Covid has created a very specific set of circumstances, from furlough to mortgage holidays, all of which affect applications. With the furlough scheme having been extended to March we have seen lenders stop accepting applications from furloughed workers, whether this income is topped up by their employer or not. This is a blow to the millions of workers still on furlough and  is indicative of the cautious approach lenders are taking at present and their fear that these workers may not have jobs to return to come the end of the scheme. Moreover, while mortgage holidays may not affect your credit score, they significantly affect an applicants future ability to borrow, as in effect the borrower has announced to the lender that they cannot afford their mortgage in its current incarnation. The same goes for CBILS and Bounce Back Loans, they too suggest to lenders that a business is struggling and with the advent of further Covid-related restrictions announced today, lenders are going to scrutinise the affordability of these cases even further.  

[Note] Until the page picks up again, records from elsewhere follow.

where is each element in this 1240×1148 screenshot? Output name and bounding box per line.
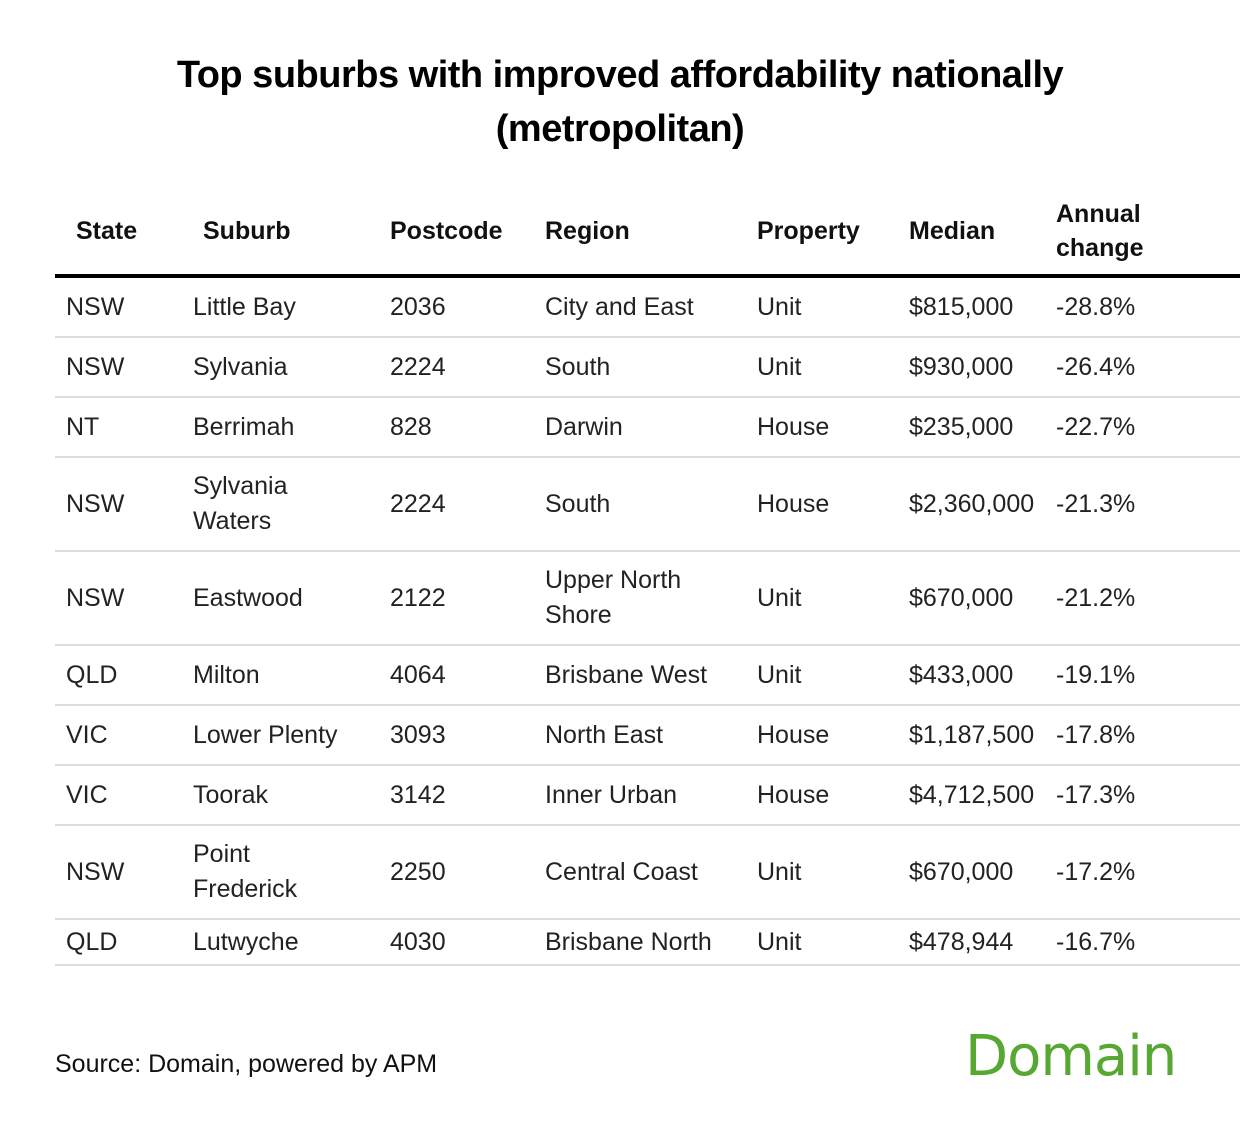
cell-property: Unit bbox=[757, 660, 802, 689]
data-table: State Suburb Postcode Region Property Me… bbox=[55, 188, 1240, 966]
cell-property: Unit bbox=[757, 292, 802, 321]
cell-region: Central Coast bbox=[545, 857, 698, 886]
cell-state: NSW bbox=[66, 352, 125, 381]
cell-suburb: Sylvania bbox=[193, 352, 288, 381]
cell-state: QLD bbox=[66, 660, 118, 689]
header-row: State Suburb Postcode Region Property Me… bbox=[55, 188, 1240, 276]
cell-state: NSW bbox=[66, 583, 125, 612]
cell-state: VIC bbox=[66, 780, 108, 809]
cell-property: House bbox=[757, 780, 830, 809]
cell-region: Inner Urban bbox=[545, 780, 678, 809]
cell-postcode: 2224 bbox=[390, 352, 446, 381]
cell-suburb: Toorak bbox=[193, 780, 269, 809]
cell-region: Upper North Shore bbox=[545, 566, 682, 629]
cell-suburb: Milton bbox=[193, 660, 260, 689]
cell-median: $670,000 bbox=[909, 857, 1014, 886]
data-table-container: State Suburb Postcode Region Property Me… bbox=[55, 188, 1240, 966]
table-row: QLD Milton 4064 Brisbane West Unit $433,000 -1… bbox=[55, 645, 1240, 705]
cell-region: City and East bbox=[545, 292, 694, 321]
title-line-2: (metropolitan) bbox=[495, 108, 745, 150]
cell-postcode: 3093 bbox=[390, 720, 446, 749]
source-note: Source: Domain, powered by APM bbox=[55, 1050, 438, 1078]
table-row: NSW Point Frederick 2250 Central Coast Unit $… bbox=[55, 825, 1240, 919]
cell-median: $670,000 bbox=[909, 583, 1014, 612]
cell-region: South bbox=[545, 352, 611, 381]
header-annual-change-label: Annual change bbox=[1056, 200, 1144, 262]
cell-annual-change: -28.8% bbox=[1056, 292, 1136, 321]
header-region: Region bbox=[545, 217, 630, 245]
cell-region: Darwin bbox=[545, 412, 623, 441]
cell-postcode: 4064 bbox=[390, 660, 446, 689]
cell-annual-change: -21.3% bbox=[1056, 489, 1136, 518]
table-row: VIC Toorak 3142 Inner Urban House $4,712,500-… bbox=[55, 765, 1240, 825]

Self-employed and controlling directors 

With SMEs bearing the brunt of the economic fallout from Covid it is no surprise that lenders are scrutinising these types of borrowers to a greater extent and LTV and income multiples have been curtailed by lenders across the board. Borrowers need to expect lengthy questionnaires designed to ascertain the long-term viability and profitability of any busines, and this includes providing business bank statements and again having these thoroughly scrutinised. Moreover, if a client’s business is deemed to be in an “at risk” industry i.e. hospitality or entertainment, they are likely to very much struggle to find a lender who will consider their application at present.